SHANGLA: The workers who returned home from Gulf countries before and during the Covid-19 pandemic are finding it hard to earn a living for their families as their visas and work permits have expired.
Saleemur Rehman of Punyal area of Shangla worked in a company in Bahrain for 15 years before returning home in January 2020 for a well-deserved break of seven months.
Within a few months of his return to Pakistan, he got a call from the company’s management, telling him that his visa had expired and he could no more be accommodated in the firm.
Mr Rehman said the management told him that the company had run into deficit due to the pandemic, and thus was unable to renew his visa and buy ticket for him to keep his position as a storekeeper.
Noorul Bashar of Guli Butt area, and Mohammad Jehan of Bankad are of Kohistan also lost their jobs with the same company.
The construction company in Bahrain had once 3,000 men from Pakistan, India, Bangladesh, but fired all of them after they had travelled home, and later sent them their outstanding dues.
The case of Tauseef Ahmed from Shangla is not different either. He came home on Nov 15, 2019 for a long vacation but then the governments suspended flights between Pakistan and Saudi Arabia after cases of Covid-19 peaked in May-June 2020. He got stuck which caused expiration of his visa.

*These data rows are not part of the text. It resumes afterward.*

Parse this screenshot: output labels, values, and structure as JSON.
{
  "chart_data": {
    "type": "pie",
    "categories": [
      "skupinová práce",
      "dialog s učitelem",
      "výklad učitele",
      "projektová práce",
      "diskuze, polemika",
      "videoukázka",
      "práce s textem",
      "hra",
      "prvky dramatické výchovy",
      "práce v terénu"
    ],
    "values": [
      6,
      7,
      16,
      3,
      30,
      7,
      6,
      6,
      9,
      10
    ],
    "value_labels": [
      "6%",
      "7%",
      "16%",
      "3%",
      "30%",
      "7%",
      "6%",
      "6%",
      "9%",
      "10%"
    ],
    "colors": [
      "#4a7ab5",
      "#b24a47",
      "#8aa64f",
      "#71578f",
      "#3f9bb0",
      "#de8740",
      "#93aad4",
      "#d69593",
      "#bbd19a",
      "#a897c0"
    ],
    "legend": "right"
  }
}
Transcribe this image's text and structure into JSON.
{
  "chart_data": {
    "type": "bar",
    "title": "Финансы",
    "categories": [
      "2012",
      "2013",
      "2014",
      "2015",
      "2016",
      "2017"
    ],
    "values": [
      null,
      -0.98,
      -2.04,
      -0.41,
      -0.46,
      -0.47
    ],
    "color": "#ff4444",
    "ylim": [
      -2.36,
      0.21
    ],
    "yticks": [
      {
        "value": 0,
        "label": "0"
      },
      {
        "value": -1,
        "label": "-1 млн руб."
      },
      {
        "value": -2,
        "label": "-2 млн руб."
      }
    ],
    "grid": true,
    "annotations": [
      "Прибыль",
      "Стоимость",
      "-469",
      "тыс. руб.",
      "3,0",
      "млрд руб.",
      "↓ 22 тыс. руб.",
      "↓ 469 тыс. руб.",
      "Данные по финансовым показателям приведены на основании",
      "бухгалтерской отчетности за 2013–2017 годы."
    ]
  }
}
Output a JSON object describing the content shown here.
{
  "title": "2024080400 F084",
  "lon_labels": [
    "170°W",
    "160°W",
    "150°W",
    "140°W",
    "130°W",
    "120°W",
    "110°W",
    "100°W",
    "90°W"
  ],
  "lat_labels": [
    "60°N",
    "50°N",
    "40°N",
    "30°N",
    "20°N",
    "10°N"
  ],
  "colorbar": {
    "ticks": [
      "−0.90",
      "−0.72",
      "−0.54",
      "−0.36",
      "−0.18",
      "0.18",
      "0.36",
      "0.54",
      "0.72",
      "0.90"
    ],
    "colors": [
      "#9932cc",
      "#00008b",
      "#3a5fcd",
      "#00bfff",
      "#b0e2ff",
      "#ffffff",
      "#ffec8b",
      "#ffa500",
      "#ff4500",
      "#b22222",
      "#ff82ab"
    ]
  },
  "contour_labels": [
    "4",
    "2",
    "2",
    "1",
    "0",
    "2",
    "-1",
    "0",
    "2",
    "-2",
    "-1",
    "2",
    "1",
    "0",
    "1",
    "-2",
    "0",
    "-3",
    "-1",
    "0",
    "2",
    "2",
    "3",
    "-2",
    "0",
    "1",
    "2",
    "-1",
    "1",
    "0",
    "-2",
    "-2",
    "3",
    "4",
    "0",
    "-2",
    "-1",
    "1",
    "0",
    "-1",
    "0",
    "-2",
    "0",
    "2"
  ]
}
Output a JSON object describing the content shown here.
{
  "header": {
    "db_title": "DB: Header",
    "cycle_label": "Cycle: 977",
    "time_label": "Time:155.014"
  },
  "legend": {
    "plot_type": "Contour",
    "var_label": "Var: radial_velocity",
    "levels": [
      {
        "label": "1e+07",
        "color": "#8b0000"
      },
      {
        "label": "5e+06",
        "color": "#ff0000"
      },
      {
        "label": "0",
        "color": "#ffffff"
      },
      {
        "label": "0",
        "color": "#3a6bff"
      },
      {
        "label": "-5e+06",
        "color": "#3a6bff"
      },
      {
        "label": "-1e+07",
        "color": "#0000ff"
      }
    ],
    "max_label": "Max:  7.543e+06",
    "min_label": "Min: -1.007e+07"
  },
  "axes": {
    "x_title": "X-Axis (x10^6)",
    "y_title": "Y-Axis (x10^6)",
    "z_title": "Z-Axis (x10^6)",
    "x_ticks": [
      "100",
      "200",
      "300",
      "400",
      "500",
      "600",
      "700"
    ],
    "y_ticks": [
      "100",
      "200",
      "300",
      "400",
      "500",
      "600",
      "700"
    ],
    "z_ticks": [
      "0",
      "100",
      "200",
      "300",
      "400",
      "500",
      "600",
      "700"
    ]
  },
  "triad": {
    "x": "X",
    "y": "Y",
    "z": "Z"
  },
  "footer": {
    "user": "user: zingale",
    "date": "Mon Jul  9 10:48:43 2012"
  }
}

“After resumption of flights in August 2020, I regularly contacted my kafeel who had promised renewal of my visa, but instead cancelled it on August 18,” he said.
Mohammad Yousaf of Battagram district, who also lost job in the Kingdom, said he came home on a seven-month vacation, but due to suspension of flights his visa got expired. “Now my kafeel is asking for 16,000 Saudi Riyals to buy a new visa, ticket and renewal of Iqama.
Usman, who came home nine months ago, said the company he worked with in Dubai frequently called him to reach the workplace, but he could not travel due to his ‘red travel status’ imposed by the UAE’s Federal Authority for Identity and Citizenship (FAIC).
“My company manager regularly calls me to visit the agency and check the status. I have also sent my Covid-19 test report to the company which it has submitted to the FAIC. I am still visiting the agency to check my travel status to see when it will turn green,” Usman said.
Fayaz Khan, a travel agency owner in Shangla, said he had around 30 pending cases of his UAE-bound consumers whose status was still red at the FAIC website.
“Since the Covid-19 pandemic and start of flight operations in Pakistan, the status of only four of my customers has turned green, who have travelled back to UAE,” he pointed out.